Politik

Staatsanwältin und Zumwinkel-"Jägerin" abserviert

Staatsanwältin und Zumwinkel-"Jägerin" abserviert

17.12.08 - Im Februar diesen Jahres führte Margrit Lichtinghagen Ex-Postchef Klaus Zumwinkel vor laufenden Kameras als Ermittlerin der Liechtensteiner Steueraffäre aus seiner Kölner Villa und ließ diese durchsuchen. Zumwinkel war einer von Hunderten deutscher Spitzenmanager, die hohe Millionenbeträge am deutschen Fiskus vorbeigeschleust und in "Stiftungen" in Lichtenstein angelegt hatten.

Am 22. Januar 2009 soll der Prozess gegen Zumwinkel eröffnet werden. Die Staatsanwältin wird nicht dabei sein. Nach monatelangen Auseinandersetzungen ließ sie sich "freiwillig" zur Amtsrichterin degradieren. Dem ging eine regelrechte Kampagne ihrer Vorgesetzten voraus, um sie in der Öffentlichkeit zu diskreditieren.

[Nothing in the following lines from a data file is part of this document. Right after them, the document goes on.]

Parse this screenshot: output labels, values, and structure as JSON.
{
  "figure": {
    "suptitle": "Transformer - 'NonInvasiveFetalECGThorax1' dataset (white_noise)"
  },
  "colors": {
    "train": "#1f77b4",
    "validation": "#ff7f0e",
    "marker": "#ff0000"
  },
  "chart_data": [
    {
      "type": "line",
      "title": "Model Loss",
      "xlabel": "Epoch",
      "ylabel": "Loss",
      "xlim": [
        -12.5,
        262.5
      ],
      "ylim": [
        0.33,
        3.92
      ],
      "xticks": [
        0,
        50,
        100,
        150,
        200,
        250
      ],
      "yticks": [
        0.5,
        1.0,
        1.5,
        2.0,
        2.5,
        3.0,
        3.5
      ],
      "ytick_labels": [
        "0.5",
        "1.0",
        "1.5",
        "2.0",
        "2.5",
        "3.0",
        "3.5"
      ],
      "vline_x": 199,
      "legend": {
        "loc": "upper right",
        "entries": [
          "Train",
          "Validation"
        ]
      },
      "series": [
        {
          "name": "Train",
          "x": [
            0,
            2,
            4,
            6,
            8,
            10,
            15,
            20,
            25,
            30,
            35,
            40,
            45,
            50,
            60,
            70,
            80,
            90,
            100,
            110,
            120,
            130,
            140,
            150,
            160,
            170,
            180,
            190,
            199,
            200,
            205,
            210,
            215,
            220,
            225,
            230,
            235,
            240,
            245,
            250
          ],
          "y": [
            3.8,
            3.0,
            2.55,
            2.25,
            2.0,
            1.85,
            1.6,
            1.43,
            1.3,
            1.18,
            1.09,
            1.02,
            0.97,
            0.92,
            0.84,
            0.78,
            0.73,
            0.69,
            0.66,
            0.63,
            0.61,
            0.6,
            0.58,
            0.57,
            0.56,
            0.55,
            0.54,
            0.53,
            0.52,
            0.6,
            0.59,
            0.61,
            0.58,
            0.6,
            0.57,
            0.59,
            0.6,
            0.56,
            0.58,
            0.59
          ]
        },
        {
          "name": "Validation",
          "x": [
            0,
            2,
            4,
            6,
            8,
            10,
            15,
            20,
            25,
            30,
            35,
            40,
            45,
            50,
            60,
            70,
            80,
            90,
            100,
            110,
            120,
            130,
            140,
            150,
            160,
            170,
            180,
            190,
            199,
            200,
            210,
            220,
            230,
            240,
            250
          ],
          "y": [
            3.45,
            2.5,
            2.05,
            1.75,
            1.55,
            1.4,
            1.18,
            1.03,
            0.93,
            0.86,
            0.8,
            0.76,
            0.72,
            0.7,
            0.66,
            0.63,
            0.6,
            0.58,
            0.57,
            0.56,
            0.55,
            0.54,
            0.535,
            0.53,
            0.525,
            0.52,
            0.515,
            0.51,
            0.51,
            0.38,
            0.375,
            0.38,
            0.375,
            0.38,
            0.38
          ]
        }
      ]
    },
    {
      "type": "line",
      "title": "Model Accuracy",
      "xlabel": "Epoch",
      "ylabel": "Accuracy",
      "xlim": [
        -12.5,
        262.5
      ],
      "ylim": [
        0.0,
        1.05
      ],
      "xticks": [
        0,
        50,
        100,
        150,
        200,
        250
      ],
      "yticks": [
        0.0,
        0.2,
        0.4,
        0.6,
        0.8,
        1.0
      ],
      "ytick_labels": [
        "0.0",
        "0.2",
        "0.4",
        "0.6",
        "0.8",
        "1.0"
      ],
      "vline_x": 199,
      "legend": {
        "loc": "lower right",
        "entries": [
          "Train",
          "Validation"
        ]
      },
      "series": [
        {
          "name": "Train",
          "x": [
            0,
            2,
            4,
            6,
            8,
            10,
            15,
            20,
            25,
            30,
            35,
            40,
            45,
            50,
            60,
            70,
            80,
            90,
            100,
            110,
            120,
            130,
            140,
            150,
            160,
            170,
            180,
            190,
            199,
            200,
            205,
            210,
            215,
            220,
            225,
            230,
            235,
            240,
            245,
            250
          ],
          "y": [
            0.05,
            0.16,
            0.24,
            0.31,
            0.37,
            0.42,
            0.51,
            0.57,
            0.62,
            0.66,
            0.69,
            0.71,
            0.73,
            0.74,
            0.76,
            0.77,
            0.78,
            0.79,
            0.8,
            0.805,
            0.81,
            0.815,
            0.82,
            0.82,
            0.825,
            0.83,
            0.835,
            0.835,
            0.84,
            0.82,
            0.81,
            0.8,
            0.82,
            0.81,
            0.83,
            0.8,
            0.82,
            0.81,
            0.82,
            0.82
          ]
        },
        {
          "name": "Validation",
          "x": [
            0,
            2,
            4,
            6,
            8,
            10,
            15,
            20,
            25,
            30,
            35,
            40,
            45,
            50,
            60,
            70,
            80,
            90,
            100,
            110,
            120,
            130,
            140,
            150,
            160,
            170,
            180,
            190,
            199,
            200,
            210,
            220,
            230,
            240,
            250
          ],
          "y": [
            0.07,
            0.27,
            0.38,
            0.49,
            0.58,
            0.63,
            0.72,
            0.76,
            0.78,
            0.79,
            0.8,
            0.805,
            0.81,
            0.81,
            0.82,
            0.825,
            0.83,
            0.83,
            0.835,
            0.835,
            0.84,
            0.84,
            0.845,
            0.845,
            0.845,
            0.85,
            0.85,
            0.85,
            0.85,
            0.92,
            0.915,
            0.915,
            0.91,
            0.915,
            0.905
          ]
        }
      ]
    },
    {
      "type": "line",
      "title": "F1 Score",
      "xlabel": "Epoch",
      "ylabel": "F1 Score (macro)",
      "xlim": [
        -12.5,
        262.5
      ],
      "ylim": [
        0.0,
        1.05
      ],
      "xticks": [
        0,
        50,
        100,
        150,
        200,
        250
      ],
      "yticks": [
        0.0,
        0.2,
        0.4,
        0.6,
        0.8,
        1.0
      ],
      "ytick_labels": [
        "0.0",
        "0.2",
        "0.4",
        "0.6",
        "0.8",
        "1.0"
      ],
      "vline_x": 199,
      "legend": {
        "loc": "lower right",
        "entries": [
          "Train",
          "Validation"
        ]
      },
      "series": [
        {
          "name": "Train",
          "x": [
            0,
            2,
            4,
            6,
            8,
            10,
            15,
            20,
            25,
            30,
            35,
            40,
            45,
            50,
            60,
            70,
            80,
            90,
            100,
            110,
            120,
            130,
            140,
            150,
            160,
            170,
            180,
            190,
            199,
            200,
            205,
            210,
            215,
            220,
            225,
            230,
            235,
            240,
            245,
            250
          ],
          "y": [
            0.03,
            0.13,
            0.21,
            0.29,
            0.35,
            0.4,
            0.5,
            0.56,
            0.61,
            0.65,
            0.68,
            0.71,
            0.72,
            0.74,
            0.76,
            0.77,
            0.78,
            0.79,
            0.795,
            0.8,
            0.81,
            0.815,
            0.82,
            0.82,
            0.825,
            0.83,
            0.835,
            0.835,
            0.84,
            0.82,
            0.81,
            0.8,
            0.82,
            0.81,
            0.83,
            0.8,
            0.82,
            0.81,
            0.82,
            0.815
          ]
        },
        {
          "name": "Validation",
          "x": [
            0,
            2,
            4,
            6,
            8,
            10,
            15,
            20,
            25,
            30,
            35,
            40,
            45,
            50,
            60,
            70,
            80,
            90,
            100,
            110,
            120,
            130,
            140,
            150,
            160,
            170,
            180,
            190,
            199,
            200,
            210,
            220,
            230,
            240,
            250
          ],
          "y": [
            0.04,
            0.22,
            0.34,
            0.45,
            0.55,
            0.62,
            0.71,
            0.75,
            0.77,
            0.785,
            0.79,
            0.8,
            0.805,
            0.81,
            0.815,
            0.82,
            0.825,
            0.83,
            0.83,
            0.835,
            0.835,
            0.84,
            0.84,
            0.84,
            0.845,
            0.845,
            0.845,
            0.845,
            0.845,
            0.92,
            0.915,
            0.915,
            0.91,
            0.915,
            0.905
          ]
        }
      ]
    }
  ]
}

Deren Hass hatte sie zuletzt vor allem durch die Aktion gegen Zumwinkel auf sich gezogen. Sie fühlten sich von ihr in der Sache nicht genügend "informiert". Dafür gab es möglicherweise gute Gründe, schlummerte doch der Durchsuchungsbeschluss für Zumwinkels Villa merkwürdigerweise 14 Tage lang beim Amtsgericht Bochum. Exakt zehn Stunden nach Ablauf einer möglichen Verjährungsfrist wurde das Dokument unterschrieben. Damit fiel Zumwinkels Steuerschuld unter die Eine-Million-Grenze, über der nach geltender Rechtssprechung in der Regel eine Gefängnisstrafe fällig wird. Über die Verjährungsfristen gibt es durchaus unterschiedliche juristische Auffassungen, dennoch legten die Vorgesetzten von Margrit Lichtinghagen keinerlei Rechtsmittel dagegen ein.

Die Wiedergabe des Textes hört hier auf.